Despite its critical role in DA efflux, Flot1 is not necessary for DA uptake²² and Flo is not required in larvae for MPH-induced behavior, consistent with the action of MPH as an uptake inhibitor. Thus, using our assay we can readily screen for and identify factors that specifically mediate behavior caused by AMPH-induced DA efflux rather than by inhibition of DA reuptake. Moreover, because disruption of Flo completely ablates AMPH-induced hyperlocomotion, our results suggest that competition with DA is not a significant pharmacological contributor to this behavioral effect of AMPH.

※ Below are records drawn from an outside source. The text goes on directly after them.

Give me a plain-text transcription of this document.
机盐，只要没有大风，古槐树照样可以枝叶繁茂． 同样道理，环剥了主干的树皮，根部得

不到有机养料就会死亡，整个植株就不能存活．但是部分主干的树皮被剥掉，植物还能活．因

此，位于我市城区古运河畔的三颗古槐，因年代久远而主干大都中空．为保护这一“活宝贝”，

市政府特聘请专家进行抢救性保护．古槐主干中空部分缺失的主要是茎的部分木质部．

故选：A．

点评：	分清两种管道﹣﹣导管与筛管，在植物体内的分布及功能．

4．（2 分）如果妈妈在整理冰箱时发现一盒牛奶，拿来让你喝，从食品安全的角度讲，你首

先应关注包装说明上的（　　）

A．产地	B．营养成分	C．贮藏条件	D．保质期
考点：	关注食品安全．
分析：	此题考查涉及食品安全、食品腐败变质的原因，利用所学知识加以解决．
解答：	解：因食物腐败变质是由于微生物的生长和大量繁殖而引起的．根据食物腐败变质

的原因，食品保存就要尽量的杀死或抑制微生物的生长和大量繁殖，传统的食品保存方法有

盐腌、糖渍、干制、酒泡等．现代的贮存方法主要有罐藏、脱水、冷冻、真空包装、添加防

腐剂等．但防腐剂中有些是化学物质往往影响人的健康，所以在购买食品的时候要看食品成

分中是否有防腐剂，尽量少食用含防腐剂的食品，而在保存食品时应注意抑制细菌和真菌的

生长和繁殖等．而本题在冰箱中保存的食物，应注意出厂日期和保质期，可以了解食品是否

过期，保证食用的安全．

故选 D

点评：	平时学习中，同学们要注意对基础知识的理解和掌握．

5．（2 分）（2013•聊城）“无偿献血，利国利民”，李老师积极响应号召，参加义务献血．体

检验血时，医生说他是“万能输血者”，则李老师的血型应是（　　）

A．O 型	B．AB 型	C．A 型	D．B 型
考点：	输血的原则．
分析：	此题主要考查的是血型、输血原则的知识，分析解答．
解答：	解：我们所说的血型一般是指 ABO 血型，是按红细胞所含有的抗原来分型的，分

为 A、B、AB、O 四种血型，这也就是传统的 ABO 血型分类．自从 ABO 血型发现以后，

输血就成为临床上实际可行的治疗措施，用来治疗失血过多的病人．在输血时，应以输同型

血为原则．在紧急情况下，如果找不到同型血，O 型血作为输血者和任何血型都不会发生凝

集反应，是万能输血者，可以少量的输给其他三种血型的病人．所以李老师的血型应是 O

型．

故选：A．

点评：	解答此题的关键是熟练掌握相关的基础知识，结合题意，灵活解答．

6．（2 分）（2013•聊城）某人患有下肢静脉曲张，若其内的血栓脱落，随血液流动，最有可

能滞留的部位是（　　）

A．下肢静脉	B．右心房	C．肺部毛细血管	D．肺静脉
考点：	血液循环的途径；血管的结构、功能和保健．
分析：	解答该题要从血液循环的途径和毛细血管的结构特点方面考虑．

In summary, the novel behavioral assay described in this manuscript, combined with the genetic tractability of Drosophila, provides an important tool to dissect DA signaling in vivo. It provides a rapid and efficient approach to probe directly the regulation of hDAT by kinases and other interacting proteins in response to psychostimulant treatment. Identified mechanisms can then be validated and more thoroughly investigated in mammalian models.